Yellow fever vaccine and booster doses are recommended for HIV-positive patients with a CD4 cell count above 200 cells/mm3 who live in – or, in some cases, are visiting – endemic countries. As a live vaccine, there are some concerns about the safety of immunisation for patients with lower CD4 cell counts.

However, there is limited information on the efficacy and safety of the vaccine in patients with HIV.

Therefore, investigators in Paris designed a study with a primary objective of assessing the proportion of HIV-positive patients vaccinated against yellow fever (primary and booster doses) who did not develop a sufficient antibody response to protect them against this infection.

The study was conducted between 2007 and 2008 and involved 364 patients.

An insufficient response to the immunisation was defined as an antibody titre below 1:10. 

Overall, 93% of patients had an antibody titre above 1:10. This included 92% of patients who had received the vaccine ten years before the sampling in this study.

“Yellow fever immunisation is effective in HIV patients,” comment the authors. “The proportion of patients with an antibody titre >1:10 [98%] was especially high within one year following immunisation.”

A total of nine of the 240 patients who were vaccinated after their diagnosis with HIV had an antibody titre below the protective level. Viral load in these patients was significantly higher compared to individuals who had protective antibody tires (p < 0.03). Each log10 increase in viral load doubled the risk of having a tire below the crucial 1:10 threshold (OR = 2.1; 95% CI, 1.2-3.78).

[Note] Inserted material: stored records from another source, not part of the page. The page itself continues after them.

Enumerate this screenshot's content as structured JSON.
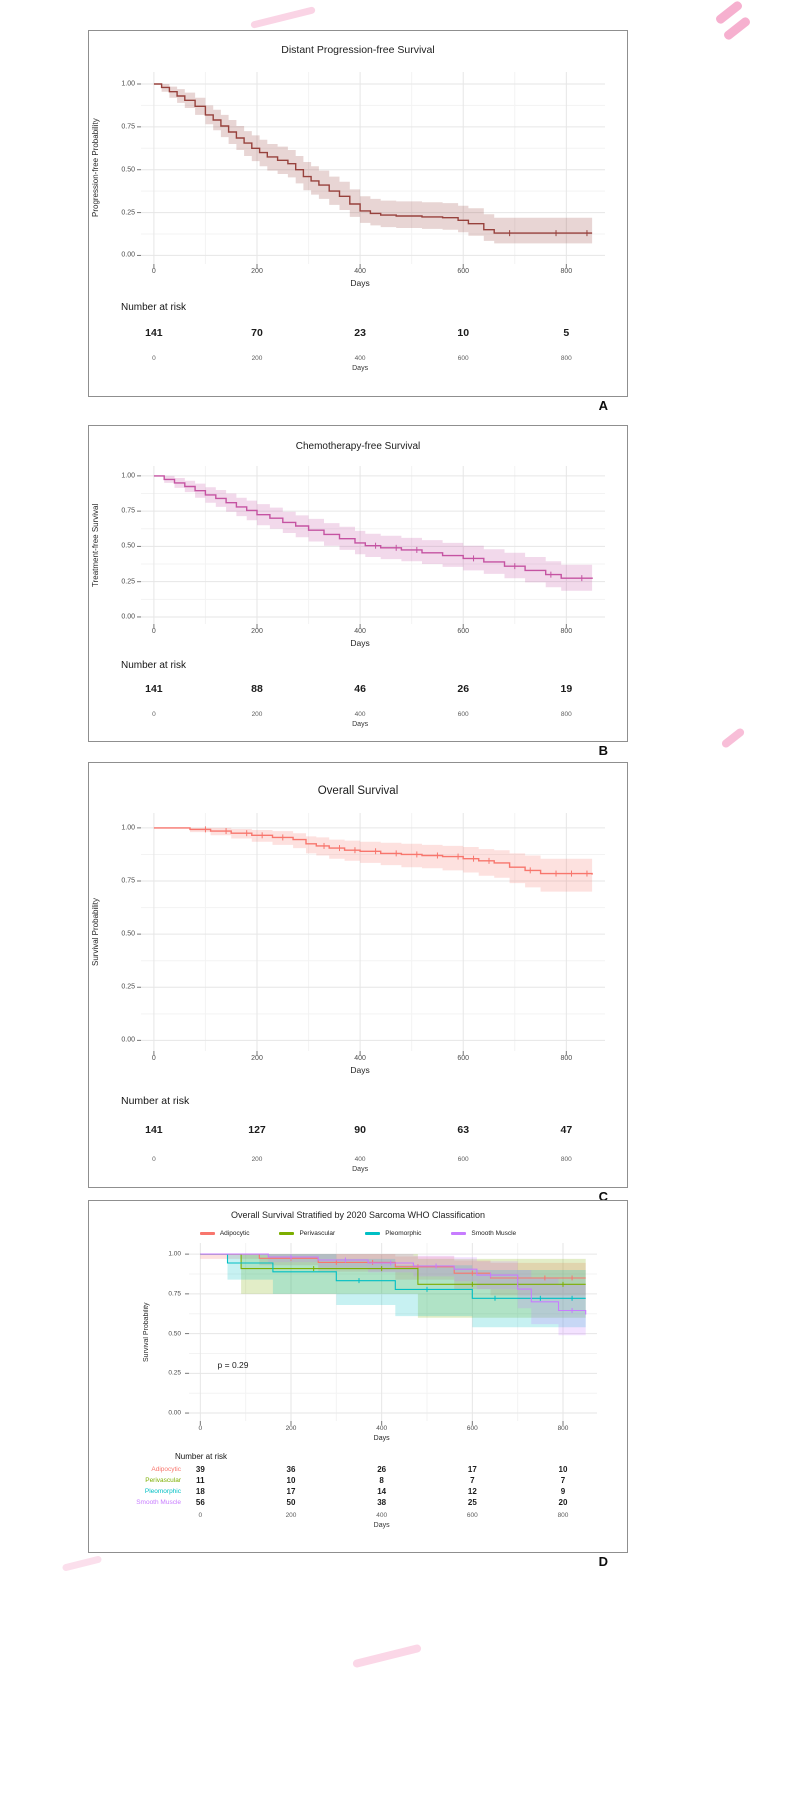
{
  "decor": {
    "watermark_color": "#ef6fa8"
  },
  "chart_data": [
    {
      "type": "line",
      "subtype": "kaplan-meier",
      "letter": "A",
      "title": "Distant Progression-free Survival",
      "xlabel": "Days",
      "ylabel": "Progression-free Probability",
      "xlim": [
        -25,
        875
      ],
      "ylim": [
        -0.05,
        1.07
      ],
      "x_ticks": [
        0,
        200,
        400,
        600,
        800
      ],
      "y_ticks": [
        0,
        0.25,
        0.5,
        0.75,
        1
      ],
      "grid": true,
      "legend_position": "none",
      "series": [
        {
          "name": "",
          "color": "#97413c",
          "points": [
            [
              0,
              1,
              1,
              1
            ],
            [
              15,
              0.98,
              0.955,
              1
            ],
            [
              30,
              0.955,
              0.92,
              0.985
            ],
            [
              45,
              0.93,
              0.89,
              0.97
            ],
            [
              60,
              0.905,
              0.86,
              0.95
            ],
            [
              80,
              0.87,
              0.82,
              0.92
            ],
            [
              100,
              0.82,
              0.765,
              0.875
            ],
            [
              115,
              0.79,
              0.73,
              0.85
            ],
            [
              130,
              0.755,
              0.69,
              0.82
            ],
            [
              145,
              0.72,
              0.65,
              0.79
            ],
            [
              160,
              0.685,
              0.615,
              0.755
            ],
            [
              175,
              0.655,
              0.58,
              0.725
            ],
            [
              190,
              0.625,
              0.55,
              0.7
            ],
            [
              205,
              0.6,
              0.52,
              0.675
            ],
            [
              220,
              0.575,
              0.495,
              0.65
            ],
            [
              240,
              0.555,
              0.475,
              0.635
            ],
            [
              260,
              0.535,
              0.455,
              0.615
            ],
            [
              275,
              0.5,
              0.42,
              0.58
            ],
            [
              290,
              0.46,
              0.38,
              0.545
            ],
            [
              305,
              0.435,
              0.355,
              0.52
            ],
            [
              320,
              0.41,
              0.33,
              0.495
            ],
            [
              340,
              0.375,
              0.295,
              0.46
            ],
            [
              360,
              0.345,
              0.265,
              0.43
            ],
            [
              380,
              0.3,
              0.225,
              0.385
            ],
            [
              400,
              0.26,
              0.19,
              0.345
            ],
            [
              420,
              0.245,
              0.175,
              0.33
            ],
            [
              440,
              0.235,
              0.165,
              0.32
            ],
            [
              470,
              0.23,
              0.16,
              0.315
            ],
            [
              520,
              0.225,
              0.155,
              0.31
            ],
            [
              560,
              0.22,
              0.15,
              0.305
            ],
            [
              590,
              0.205,
              0.135,
              0.29
            ],
            [
              610,
              0.185,
              0.115,
              0.275
            ],
            [
              640,
              0.15,
              0.085,
              0.24
            ],
            [
              660,
              0.13,
              0.07,
              0.22
            ],
            [
              850,
              0.13,
              0.07,
              0.22
            ]
          ],
          "censors": [
            690,
            780,
            840
          ]
        }
      ],
      "risk_table": {
        "label": "Number at risk",
        "rows": [
          {
            "name": "",
            "color": "#1c1c1c",
            "values": [
              141,
              70,
              23,
              10,
              5
            ]
          }
        ]
      }
    },
    {
      "type": "line",
      "subtype": "kaplan-meier",
      "letter": "B",
      "title": "Chemotherapy-free Survival",
      "xlabel": "Days",
      "ylabel": "Treatment-free Survival",
      "xlim": [
        -25,
        875
      ],
      "ylim": [
        -0.05,
        1.07
      ],
      "x_ticks": [
        0,
        200,
        400,
        600,
        800
      ],
      "y_ticks": [
        0,
        0.25,
        0.5,
        0.75,
        1
      ],
      "grid": true,
      "legend_position": "none",
      "series": [
        {
          "name": "",
          "color": "#c553a2",
          "points": [
            [
              0,
              1,
              1,
              1
            ],
            [
              20,
              0.975,
              0.95,
              1
            ],
            [
              40,
              0.95,
              0.915,
              0.985
            ],
            [
              60,
              0.925,
              0.885,
              0.965
            ],
            [
              80,
              0.895,
              0.845,
              0.945
            ],
            [
              100,
              0.865,
              0.81,
              0.92
            ],
            [
              120,
              0.84,
              0.78,
              0.9
            ],
            [
              140,
              0.81,
              0.745,
              0.875
            ],
            [
              160,
              0.78,
              0.715,
              0.845
            ],
            [
              180,
              0.755,
              0.685,
              0.825
            ],
            [
              200,
              0.725,
              0.65,
              0.8
            ],
            [
              225,
              0.7,
              0.625,
              0.775
            ],
            [
              250,
              0.67,
              0.595,
              0.745
            ],
            [
              275,
              0.645,
              0.565,
              0.72
            ],
            [
              300,
              0.615,
              0.535,
              0.695
            ],
            [
              330,
              0.585,
              0.505,
              0.665
            ],
            [
              360,
              0.555,
              0.475,
              0.64
            ],
            [
              390,
              0.525,
              0.445,
              0.61
            ],
            [
              410,
              0.505,
              0.425,
              0.59
            ],
            [
              440,
              0.49,
              0.41,
              0.575
            ],
            [
              480,
              0.475,
              0.395,
              0.56
            ],
            [
              520,
              0.455,
              0.375,
              0.545
            ],
            [
              560,
              0.435,
              0.355,
              0.525
            ],
            [
              600,
              0.415,
              0.33,
              0.505
            ],
            [
              640,
              0.39,
              0.305,
              0.48
            ],
            [
              680,
              0.36,
              0.275,
              0.455
            ],
            [
              720,
              0.33,
              0.245,
              0.425
            ],
            [
              760,
              0.3,
              0.21,
              0.395
            ],
            [
              790,
              0.275,
              0.185,
              0.37
            ],
            [
              850,
              0.27,
              0.18,
              0.365
            ]
          ],
          "censors": [
            430,
            470,
            510,
            620,
            700,
            770,
            830
          ]
        }
      ],
      "risk_table": {
        "label": "Number at risk",
        "rows": [
          {
            "name": "",
            "color": "#1c1c1c",
            "values": [
              141,
              88,
              46,
              26,
              19
            ]
          }
        ]
      }
    },
    {
      "type": "line",
      "subtype": "kaplan-meier",
      "letter": "C",
      "title": "Overall Survival",
      "xlabel": "Days",
      "ylabel": "Survival Probability",
      "xlim": [
        -25,
        875
      ],
      "ylim": [
        -0.05,
        1.07
      ],
      "x_ticks": [
        0,
        200,
        400,
        600,
        800
      ],
      "y_ticks": [
        0,
        0.25,
        0.5,
        0.75,
        1
      ],
      "grid": true,
      "legend_position": "none",
      "series": [
        {
          "name": "",
          "color": "#f8766d",
          "points": [
            [
              0,
              1,
              1,
              1
            ],
            [
              70,
              0.993,
              0.98,
              1
            ],
            [
              110,
              0.985,
              0.965,
              1
            ],
            [
              150,
              0.975,
              0.95,
              0.995
            ],
            [
              190,
              0.965,
              0.935,
              0.99
            ],
            [
              230,
              0.955,
              0.92,
              0.985
            ],
            [
              270,
              0.945,
              0.905,
              0.975
            ],
            [
              295,
              0.925,
              0.88,
              0.96
            ],
            [
              315,
              0.915,
              0.87,
              0.955
            ],
            [
              340,
              0.905,
              0.855,
              0.945
            ],
            [
              370,
              0.895,
              0.845,
              0.94
            ],
            [
              400,
              0.89,
              0.835,
              0.935
            ],
            [
              440,
              0.88,
              0.825,
              0.93
            ],
            [
              480,
              0.875,
              0.815,
              0.925
            ],
            [
              520,
              0.87,
              0.81,
              0.92
            ],
            [
              560,
              0.865,
              0.8,
              0.915
            ],
            [
              600,
              0.855,
              0.79,
              0.91
            ],
            [
              630,
              0.845,
              0.775,
              0.9
            ],
            [
              660,
              0.835,
              0.765,
              0.895
            ],
            [
              690,
              0.815,
              0.74,
              0.88
            ],
            [
              720,
              0.8,
              0.72,
              0.87
            ],
            [
              750,
              0.785,
              0.7,
              0.855
            ],
            [
              850,
              0.78,
              0.695,
              0.85
            ]
          ],
          "censors": [
            100,
            140,
            180,
            210,
            250,
            330,
            360,
            390,
            430,
            470,
            510,
            550,
            590,
            620,
            650,
            730,
            780,
            810,
            840
          ]
        }
      ],
      "risk_table": {
        "label": "Number at risk",
        "rows": [
          {
            "name": "",
            "color": "#1c1c1c",
            "values": [
              141,
              127,
              90,
              63,
              47
            ]
          }
        ]
      }
    },
    {
      "type": "line",
      "subtype": "kaplan-meier",
      "letter": "D",
      "title": "Overall Survival Stratified by 2020 Sarcoma WHO Classification",
      "xlabel": "Days",
      "ylabel": "Survival Probability",
      "p_value": "p = 0.29",
      "xlim": [
        -25,
        875
      ],
      "ylim": [
        -0.05,
        1.07
      ],
      "x_ticks": [
        0,
        200,
        400,
        600,
        800
      ],
      "y_ticks": [
        0,
        0.25,
        0.5,
        0.75,
        1
      ],
      "grid": true,
      "legend_position": "top",
      "series": [
        {
          "name": "Adipocytic",
          "color": "#f8766d",
          "points": [
            [
              0,
              1,
              0.97,
              1
            ],
            [
              130,
              0.974,
              0.93,
              1
            ],
            [
              260,
              0.948,
              0.89,
              1
            ],
            [
              430,
              0.92,
              0.84,
              0.985
            ],
            [
              560,
              0.88,
              0.78,
              0.96
            ],
            [
              640,
              0.85,
              0.74,
              0.945
            ],
            [
              850,
              0.85,
              0.74,
              0.945
            ]
          ],
          "censors": [
            200,
            300,
            380,
            480,
            600,
            700,
            760,
            820
          ]
        },
        {
          "name": "Perivascular",
          "color": "#7cae00",
          "points": [
            [
              0,
              1,
              1,
              1
            ],
            [
              90,
              0.909,
              0.75,
              1
            ],
            [
              480,
              0.81,
              0.6,
              0.97
            ],
            [
              850,
              0.81,
              0.6,
              0.97
            ]
          ],
          "censors": [
            250,
            400,
            600,
            700,
            800
          ]
        },
        {
          "name": "Pleomorphic",
          "color": "#00bfc4",
          "points": [
            [
              0,
              1,
              1,
              1
            ],
            [
              60,
              0.944,
              0.84,
              1
            ],
            [
              160,
              0.889,
              0.75,
              1
            ],
            [
              300,
              0.833,
              0.68,
              0.97
            ],
            [
              430,
              0.778,
              0.61,
              0.93
            ],
            [
              600,
              0.722,
              0.54,
              0.9
            ],
            [
              850,
              0.722,
              0.54,
              0.9
            ]
          ],
          "censors": [
            350,
            500,
            650,
            750,
            820
          ]
        },
        {
          "name": "Smooth Muscle",
          "color": "#c77cff",
          "points": [
            [
              0,
              1,
              1,
              1
            ],
            [
              150,
              0.982,
              0.95,
              1
            ],
            [
              260,
              0.963,
              0.915,
              1
            ],
            [
              370,
              0.944,
              0.885,
              1
            ],
            [
              470,
              0.925,
              0.86,
              0.99
            ],
            [
              560,
              0.905,
              0.83,
              0.98
            ],
            [
              610,
              0.868,
              0.78,
              0.955
            ],
            [
              700,
              0.78,
              0.66,
              0.9
            ],
            [
              730,
              0.7,
              0.56,
              0.85
            ],
            [
              790,
              0.645,
              0.49,
              0.81
            ],
            [
              850,
              0.62,
              0.46,
              0.79
            ]
          ],
          "censors": [
            200,
            320,
            420,
            520,
            640,
            820
          ]
        }
      ],
      "risk_table": {
        "label": "Number at risk",
        "rows": [
          {
            "name": "Adipocytic",
            "color": "#f8766d",
            "values": [
              39,
              36,
              26,
              17,
              10
            ]
          },
          {
            "name": "Perivascular",
            "color": "#7cae00",
            "values": [
              11,
              10,
              8,
              7,
              7
            ]
          },
          {
            "name": "Pleomorphic",
            "color": "#00bfc4",
            "values": [
              18,
              17,
              14,
              12,
              9
            ]
          },
          {
            "name": "Smooth Muscle",
            "color": "#c77cff",
            "values": [
              56,
              50,
              38,
              25,
              20
            ]
          }
        ]
      }
    }
  ]
}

Analysis of the 79 patients who received their initial dose of the vaccine after their diagnosis with HIV found an even stronger association between viral load and the lack of a protective antibody titre (OR = 3. 73 per 1010; 95% CI, 1.14-12.28).

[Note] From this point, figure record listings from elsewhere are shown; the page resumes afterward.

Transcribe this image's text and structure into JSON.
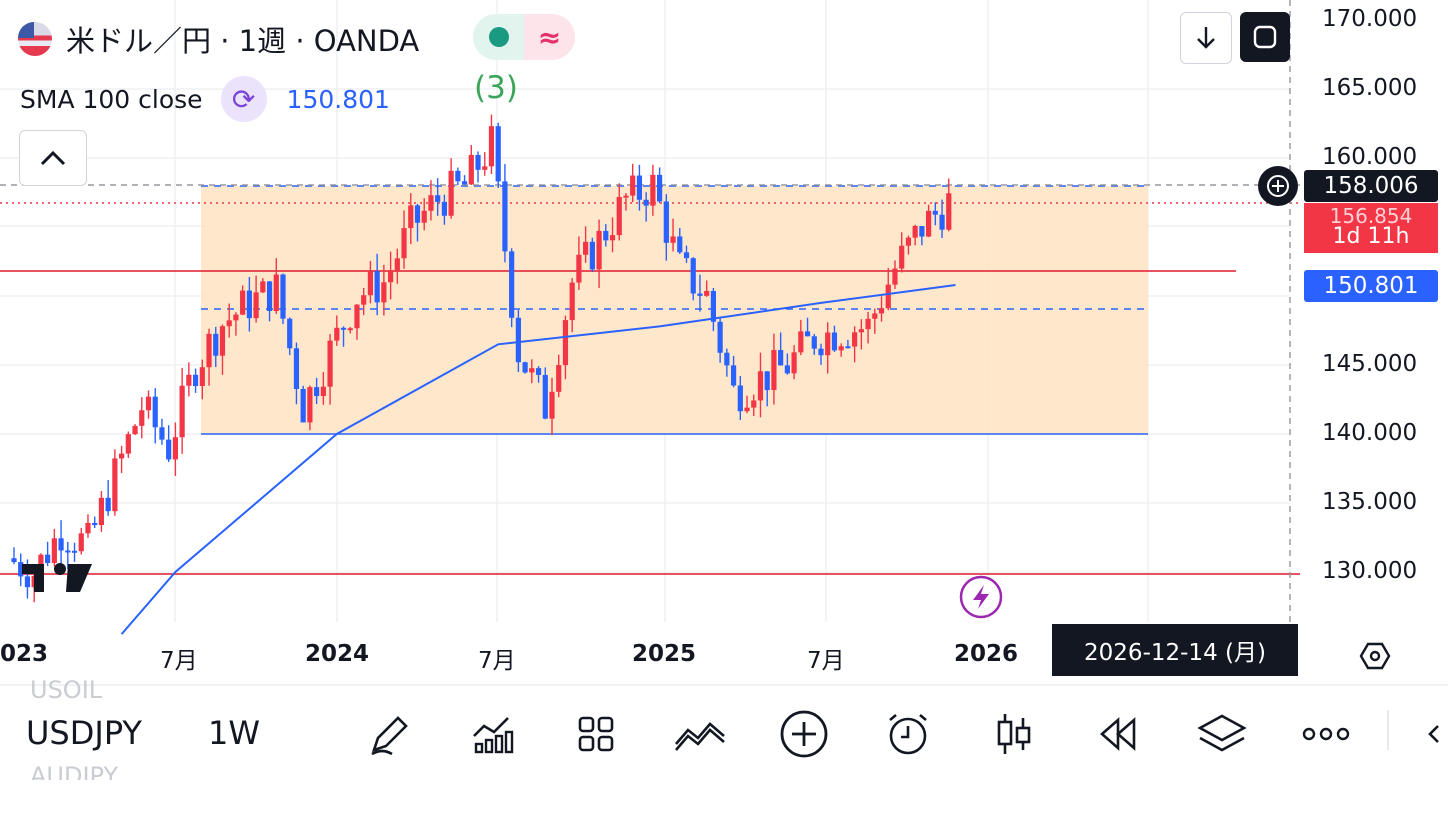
{
  "header": {
    "symbol_title": "米ドル／円 · 1週 · OANDA",
    "indicator_name": "SMA 100 close",
    "indicator_value": "150.801",
    "annotation": "(3)"
  },
  "price_axis": {
    "ticks": [
      "170.000",
      "165.000",
      "160.000",
      "145.000",
      "140.000",
      "135.000",
      "130.000"
    ],
    "current_price_tag": "158.006",
    "countdown_price": "156.854",
    "countdown_time": "1d 11h",
    "sma_tag": "150.801"
  },
  "time_axis": {
    "ticks": [
      "023",
      "7月",
      "2024",
      "7月",
      "2025",
      "7月",
      "2026"
    ],
    "crosshair_date": "2026-12-14 (月)"
  },
  "toolbar": {
    "symbol": "USDJPY",
    "interval": "1W",
    "ghost_above": "USOIL",
    "ghost_below": "AUDJPY",
    "icons": [
      "pencil-icon",
      "indicators-icon",
      "grid-icon",
      "compare-icon",
      "plus-circle-icon",
      "alarm-icon",
      "candles-icon",
      "replay-icon",
      "layers-icon",
      "more-icon"
    ]
  },
  "colors": {
    "up": "#f23645",
    "down": "#2962ff",
    "sma": "#2962ff",
    "zone": "#ffe3c2",
    "resistance": "#e0182d"
  },
  "chart_data": {
    "type": "candlestick",
    "symbol": "USDJPY",
    "interval": "1W",
    "x_range": [
      "2023-01",
      "2026-12"
    ],
    "y_range": [
      126,
      172
    ],
    "series": [
      {
        "name": "SMA 100 close",
        "start": [
          "2023-05",
          125.5
        ],
        "points": [
          [
            "2023-07",
            130
          ],
          [
            "2024-01",
            140
          ],
          [
            "2024-07",
            146.5
          ],
          [
            "2025-01",
            147.8
          ],
          [
            "2025-07",
            149.5
          ],
          [
            "2025-12",
            150.8
          ]
        ]
      }
    ],
    "levels": [
      {
        "price": 157.9,
        "style": "dashed",
        "color": "#2962ff"
      },
      {
        "price": 151.8,
        "style": "solid",
        "color": "#e0182d"
      },
      {
        "price": 149.0,
        "style": "dashed",
        "color": "#2962ff"
      },
      {
        "price": 140.0,
        "style": "solid",
        "color": "#2962ff"
      },
      {
        "price": 130.0,
        "style": "solid",
        "color": "#e0182d"
      }
    ],
    "zone": {
      "from": "2023-07",
      "to": "2026-06",
      "low": 140.0,
      "high": 157.9
    },
    "candles_close_path": [
      [
        "2023-01",
        131
      ],
      [
        "2023-02",
        130
      ],
      [
        "2023-03",
        133
      ],
      [
        "2023-04",
        132
      ],
      [
        "2023-05",
        137
      ],
      [
        "2023-06",
        142
      ],
      [
        "2023-07",
        139
      ],
      [
        "2023-08",
        145
      ],
      [
        "2023-09",
        148
      ],
      [
        "2023-10",
        149.5
      ],
      [
        "2023-11",
        150.5
      ],
      [
        "2023-12",
        142
      ],
      [
        "2024-01",
        146
      ],
      [
        "2024-02",
        150
      ],
      [
        "2024-03",
        151
      ],
      [
        "2024-04",
        155
      ],
      [
        "2024-05",
        157
      ],
      [
        "2024-06",
        158
      ],
      [
        "2024-07",
        161
      ],
      [
        "2024-08",
        146
      ],
      [
        "2024-09",
        142
      ],
      [
        "2024-10",
        151
      ],
      [
        "2024-11",
        154
      ],
      [
        "2024-12",
        157
      ],
      [
        "2025-01",
        158
      ],
      [
        "2025-02",
        152
      ],
      [
        "2025-03",
        150
      ],
      [
        "2025-04",
        143
      ],
      [
        "2025-05",
        144
      ],
      [
        "2025-06",
        145
      ],
      [
        "2025-07",
        147
      ],
      [
        "2025-08",
        147.5
      ],
      [
        "2025-09",
        147.8
      ],
      [
        "2025-10",
        152
      ],
      [
        "2025-11",
        155
      ],
      [
        "2025-12",
        156.8
      ]
    ]
  }
}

“Suppressed plasma viral load at baseline was the unique determinant for the persistent of levels of antibodies above 1:10,” note the authors.

Shorter duration of HIV suppression below 400 copies/ml was also associated with an antibody titre below 1:10 (OR = 1.05 per year; 95% CI, 1.005-1.09).

At the time of immunisation, 14 patients had a CD4 cell count below 200 cells/mm3. Furthermore, six of these individuals also had a viral load above 400 copies/ml. The interval between administration of the vaccine and measurement of antibody response was a median of 4.6 years. All the patients had an antibody tire above 1:10.

The investigators believe their results have implications for the care of HIV-positive patients.

They suggest that “in cases where there is travel to a yellow fever-endemic country, we suggest that neutralizing antibody determination be performed prior to departure, whatever the time since a previous immunisation, especially in patients with non-controlled HIV RNA at the time of travel or immunisation.”

The authors conclude, “patients with non-protective neutralising antibodies might be revaccinated earlier than recommended by current guidelines, whereas revaccination might be avoided in patients with persisting…antibodies.”


Pacanowski J et al. Plasma HIV-RNA is the key determinant of long-term antibody persistence following yellow fever immunization in a cohort of 364 HIV-infected patients. J Acquir Immune Defic Syndr, online edition. doi: 10.1097/QAI.0b013e318249de59, 2012 (click here for the free abstract).